The sustainability expert is an advocate of a ‘less but better’ approach to meat consumption and suggests that regenerative models, that include mixed agriculture, can be an important part of the solution.
“A regenerative approach is needed and more emphasis could be given to this. More extensive livestock systems that support other sustainability attributes such as biodiversity, agro-forestry and carbon sequestration are important. Regenerative livestock systems have an important role to play.”
A simple switch to plant-based is not always the best option. If consumers cut their consumption of local, regeneratively farmed meat in favour of plant proteins that are grown in emerging markets where water and food insecurity are problems, deforestation is a concern and transport emissions are increased, the net CO2 produced may actually rise.

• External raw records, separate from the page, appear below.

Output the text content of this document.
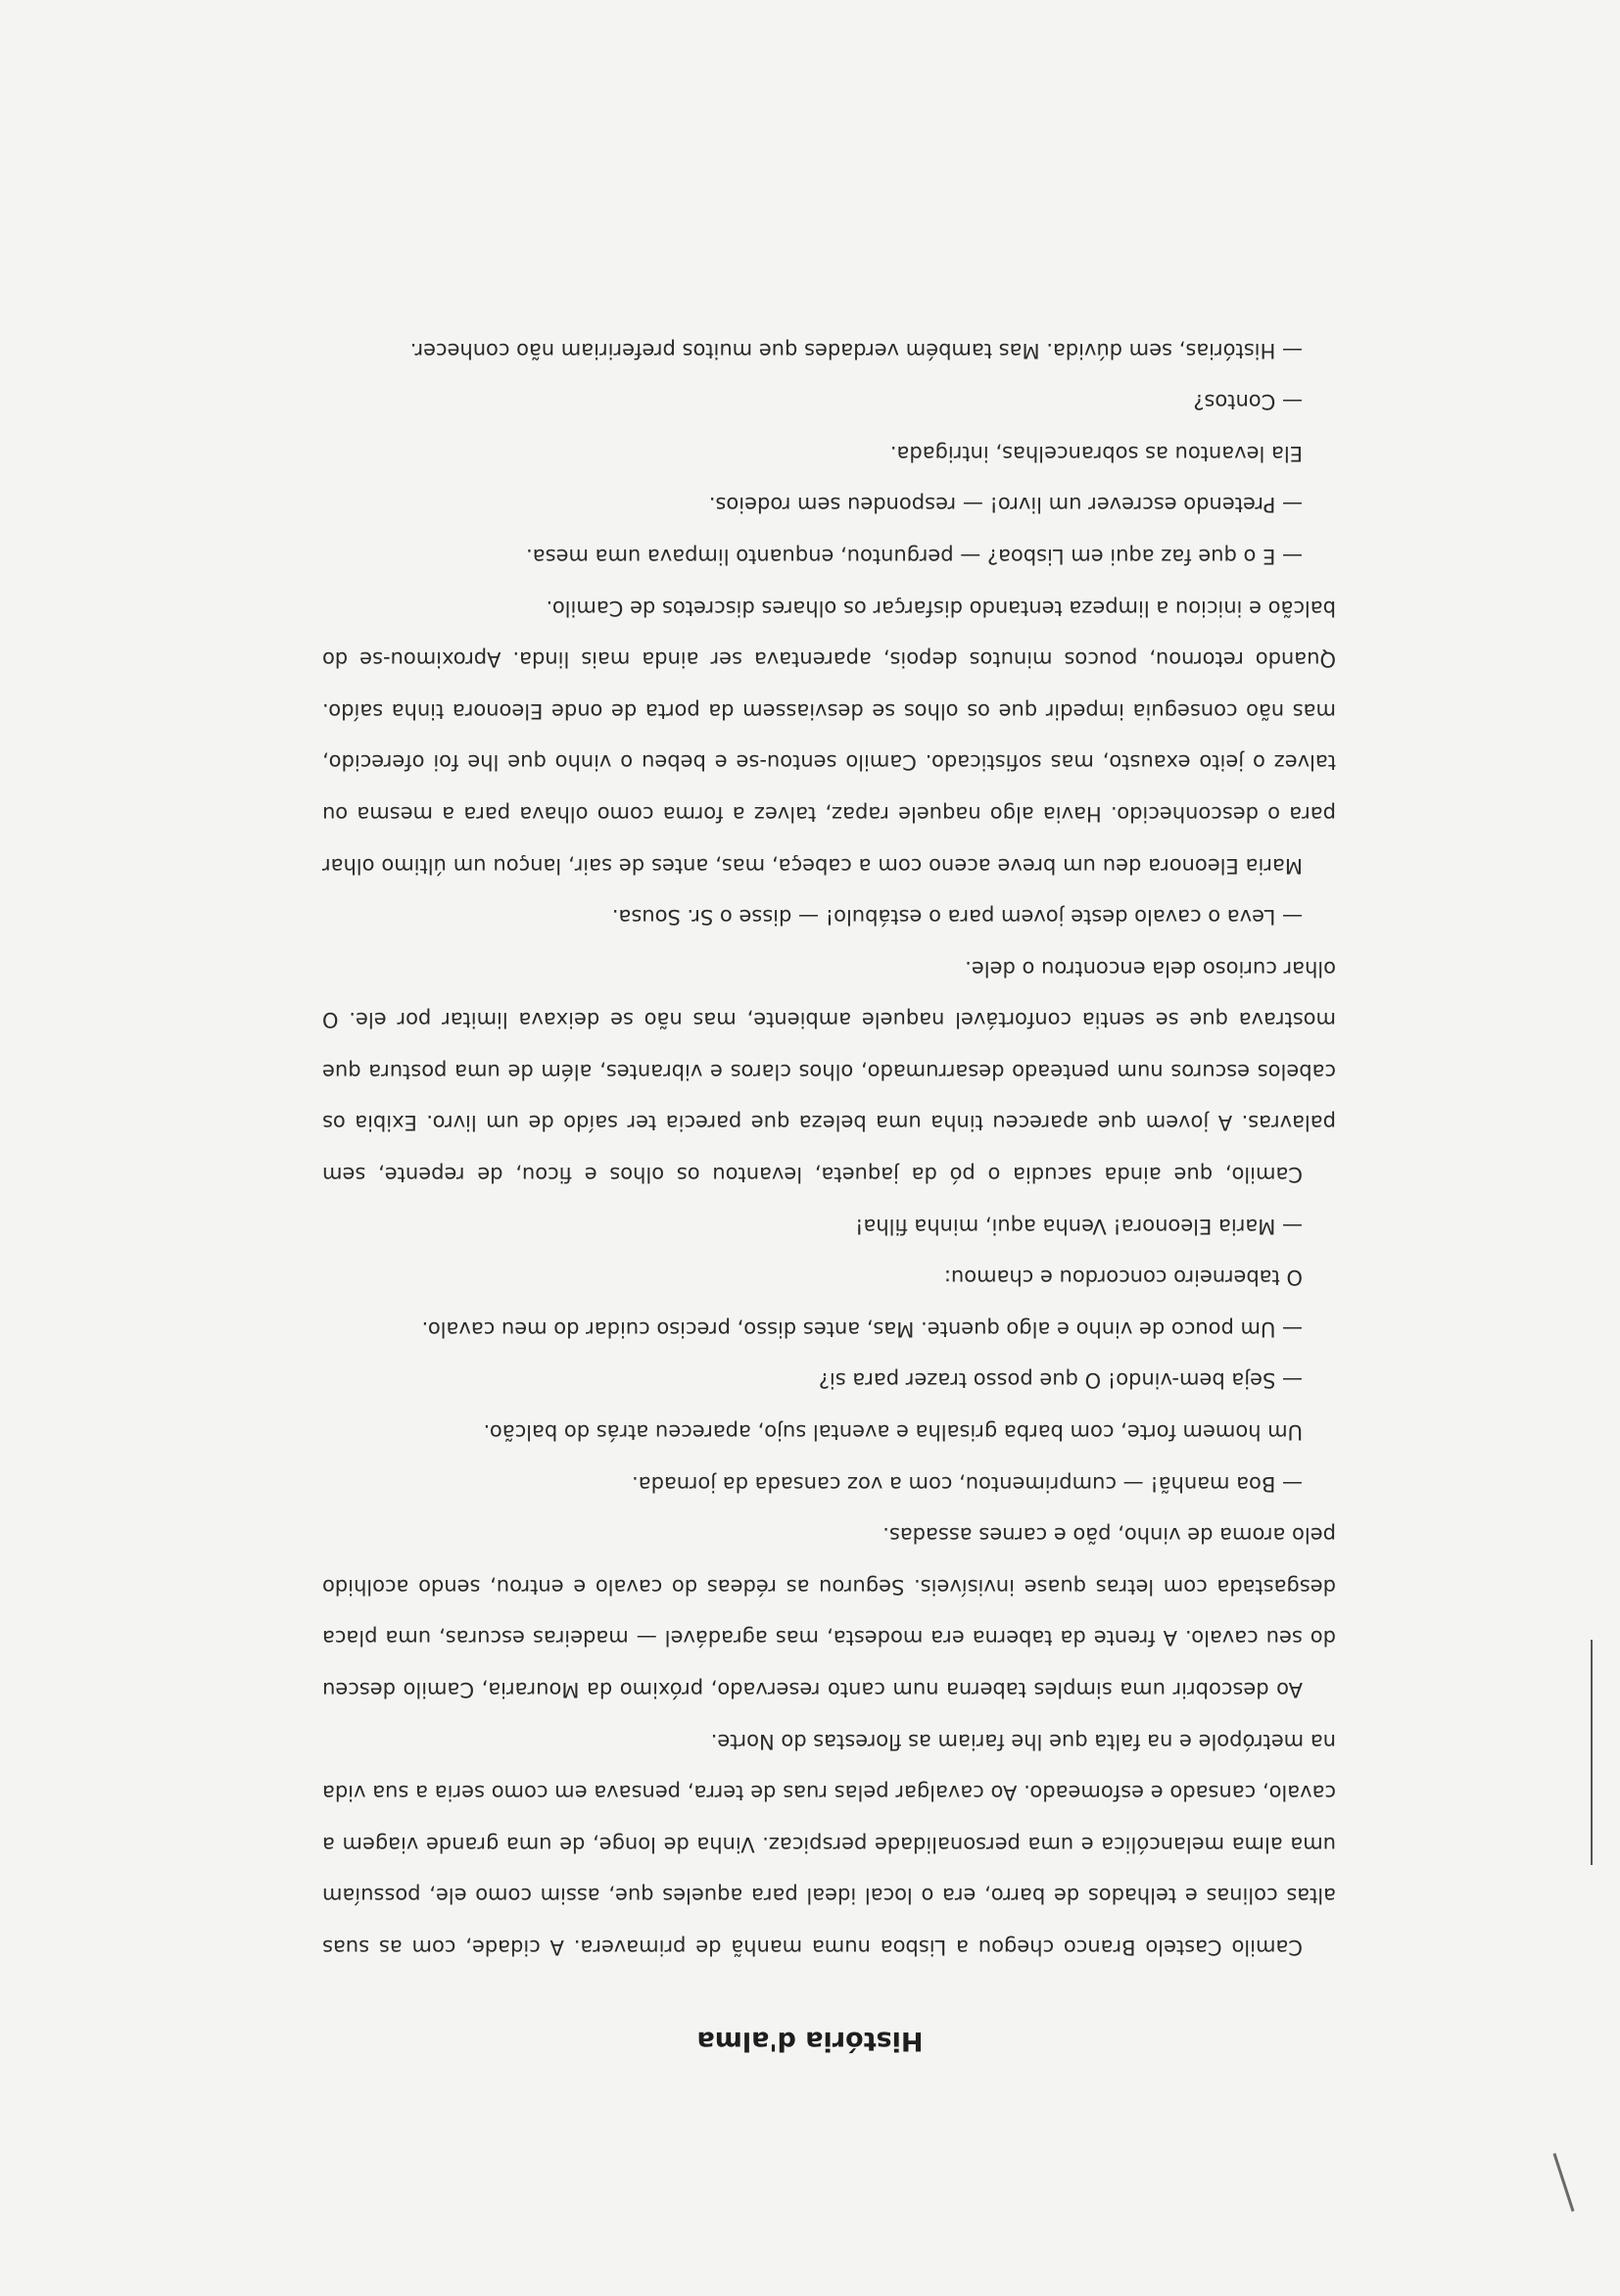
História d'alma

Camilo Castelo Branco chegou a Lisboa numa manhã de primavera. A cidade, com as suas altas colinas e telhados de barro, era o local ideal para aqueles que, assim como ele, possuíam uma alma melancólica e uma personalidade perspicaz. Vinha de longe, de uma grande viagem a cavalo, cansado e esfomeado. Ao cavalgar pelas ruas de terra, pensava em como seria a sua vida na metrópole e na falta que lhe fariam as florestas do Norte.

Ao descobrir uma simples taberna num canto reservado, próximo da Mouraria, Camilo desceu do seu cavalo. A frente da taberna era modesta, mas agradável — madeiras escuras, uma placa desgastada com letras quase invisíveis. Segurou as rédeas do cavalo e entrou, sendo acolhido pelo aroma de vinho, pão e carnes assadas.

— Boa manhã! — cumprimentou, com a voz cansada da jornada.

Um homem forte, com barba grisalha e avental sujo, apareceu atrás do balcão.

— Seja bem-vindo! O que posso trazer para si?

— Um pouco de vinho e algo quente. Mas, antes disso, preciso cuidar do meu cavalo.

O taberneiro concordou e chamou:

— Maria Eleonora! Venha aqui, minha filha!

Camilo, que ainda sacudia o pó da jaqueta, levantou os olhos e ficou, de repente, sem palavras. A jovem que apareceu tinha uma beleza que parecia ter saído de um livro. Exibia os cabelos escuros num penteado desarrumado, olhos claros e vibrantes, além de uma postura que mostrava que se sentia confortável naquele ambiente, mas não se deixava limitar por ele. O olhar curioso dela encontrou o dele.

— Leva o cavalo deste jovem para o estábulo! — disse o Sr. Sousa.

Maria Eleonora deu um breve aceno com a cabeça, mas, antes de sair, lançou um último olhar para o desconhecido. Havia algo naquele rapaz, talvez a forma como olhava para a mesma ou talvez o jeito exausto, mas sofisticado. Camilo sentou-se e bebeu o vinho que lhe foi oferecido, mas não conseguia impedir que os olhos se desviassem da porta de onde Eleonora tinha saído. Quando retornou, poucos minutos depois, aparentava ser ainda mais linda. Aproximou-se do balcão e iniciou a limpeza tentando disfarçar os olhares discretos de Camilo.

— E o que faz aqui em Lisboa? — perguntou, enquanto limpava uma mesa.

— Pretendo escrever um livro! — respondeu sem rodeios.

Ela levantou as sobrancelhas, intrigada.

— Contos?

— Histórias, sem dúvida. Mas também verdades que muitos prefeririam não conhecer.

“We need a systemic approach that takes into accounts the needs and challenges of different cultures and geographies. We need to move away from a very polarising debate about livestock and these issues are never black and white. A protein transition is needed but we need to be careful of unintended consequences. Plant products also have health and sustainability impacts and these have to be managed,” Driscoll concluded.